China to suspend pork imports from third Canadian firm as dispute with Ottawa deepens

BEIJING (Reuters) – China will block pork imports from a third Canadian firm after a shipment was found to contain the banned feed additive ractopamine, the customs agency said on Tuesday, deepening a trade and diplomatic dispute with Canada.

The firm in question is Frigo Royal Inc, the agency said on its Wechat account. Ractopamine is used in some countries to make leaner pigs but China does not allow its use and does not tolerate residues of the compound in imported meat.

China will also strengthen inspections for the residue in all pork imports from Canada, the notice from the General Administration of Customs said. Frigo Royal did not immediately respond to a request for comment.

China halted pork imports from two other Canadian producers, Olymel LP and Drummond Export, in April because of labeling problems. It has also blocked imports of canola seed.

Relations between China and Canada nosedived last December after Vancouver police detained Meng Wanzhou, the chief financial officer of Huawei Technologies Co, on a U.S. arrest warrant. Beijing is demanding her return.

Canadian government officials said this month they had been warned by China that it would step up inspections of meat imports after “recent cases of non-compliance” in pork shipments.

Katie Hawkins, a spokeswoman for Canadian Agriculture Minister Marie-Claude Bibeau, said federal food inspectors were probing the latest case.

“Canadian farmers make the highest quality products, backed by a robust and world-class inspection system. We stand by our system and our strong reputation as reliable suppliers of quality products worldwide,” she said by email.

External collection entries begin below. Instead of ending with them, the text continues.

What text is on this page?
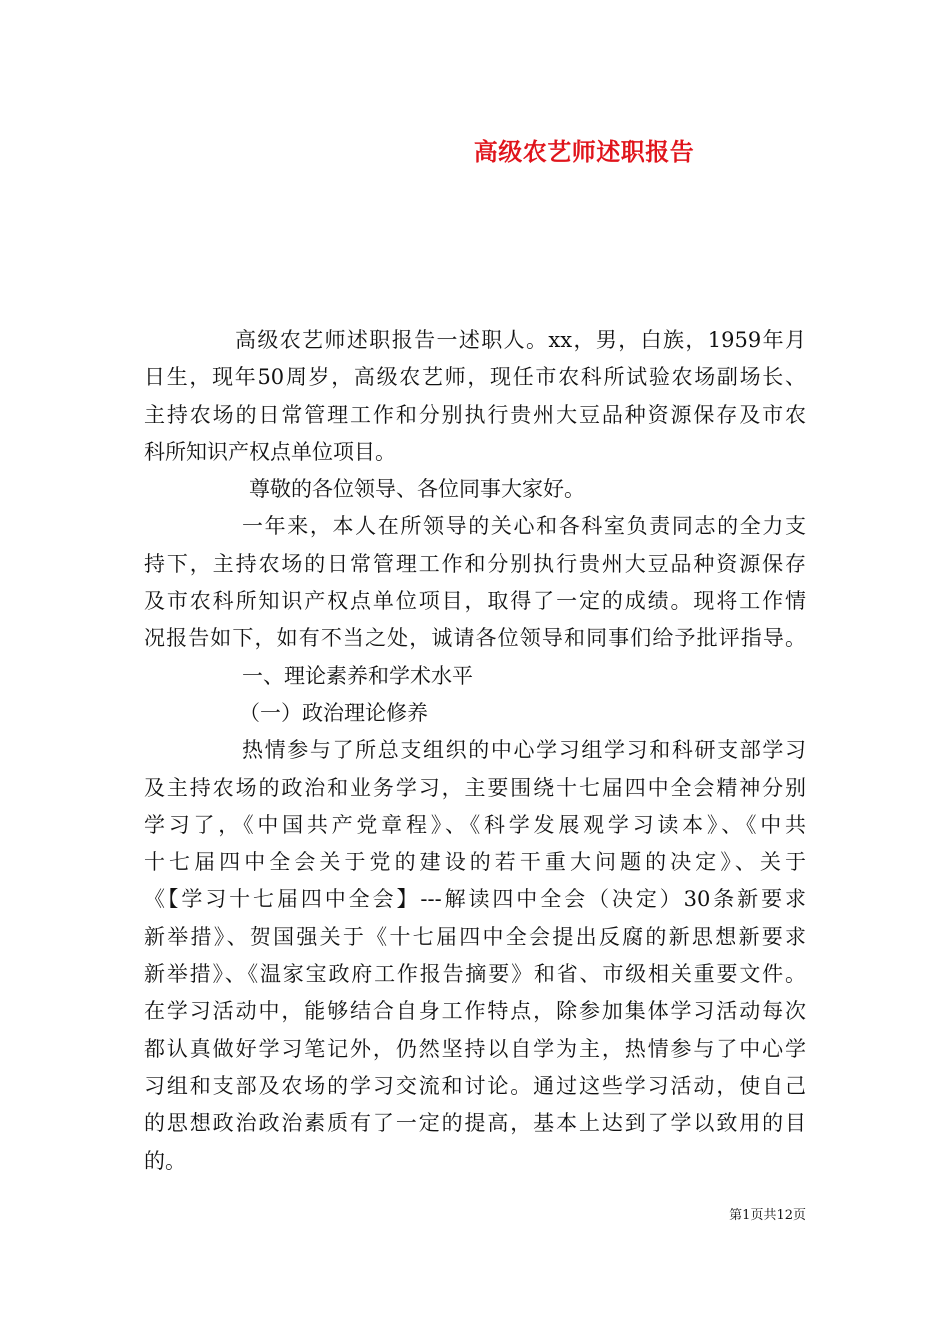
高级农艺师述职报告
高级农艺师述职报告一述职人。xx，男，白族，1959年月
日生，现年50周岁，高级农艺师，现任市农科所试验农场副场长、
主持农场的日常管理工作和分别执行贵州大豆品种资源保存及市农
科所知识产权点单位项目。
尊敬的各位领导、各位同事大家好。
一年来，本人在所领导的关心和各科室负责同志的全力支
持下，主持农场的日常管理工作和分别执行贵州大豆品种资源保存
及市农科所知识产权点单位项目，取得了一定的成绩。现将工作情
况报告如下，如有不当之处，诚请各位领导和同事们给予批评指导。
一、理论素养和学术水平
（一）政治理论修养
热情参与了所总支组织的中心学习组学习和科研支部学习
及主持农场的政治和业务学习，主要围绕十七届四中全会精神分别
学习了，《中国共产党章程》、《科学发展观学习读本》、《中共
十七届四中全会关于党的建设的若干重大问题的决定》、关于
《【学习十七届四中全会】---解读四中全会（决定）30条新要求
新举措》、贺国强关于《十七届四中全会提出反腐的新思想新要求
新举措》、《温家宝政府工作报告摘要》和省、市级相关重要文件。
在学习活动中，能够结合自身工作特点，除参加集体学习活动每次
都认真做好学习笔记外，仍然坚持以自学为主，热情参与了中心学
习组和支部及农场的学习交流和讨论。通过这些学习活动，使自己
的思想政治政治素质有了一定的提高，基本上达到了学以致用的目
的。
第1页共12页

The Chinese customs notice said authorities in the port of Nanjing had detected ractopamine residue in a batch of Frigo Royal pork on June 3.

China had previously warned Canada that it would open all containers of Canadian meat and meat products and, in some cases, 100% of the contents would be inspected.

Many Canadian farmers started raising pigs without ractopamine in 2013 to boost their exports to China.

In the first three months of this year, China was Canada’s third-biggest pork export market, taking in C$215 million ($160.5 million) of Canada’s pork and pork products.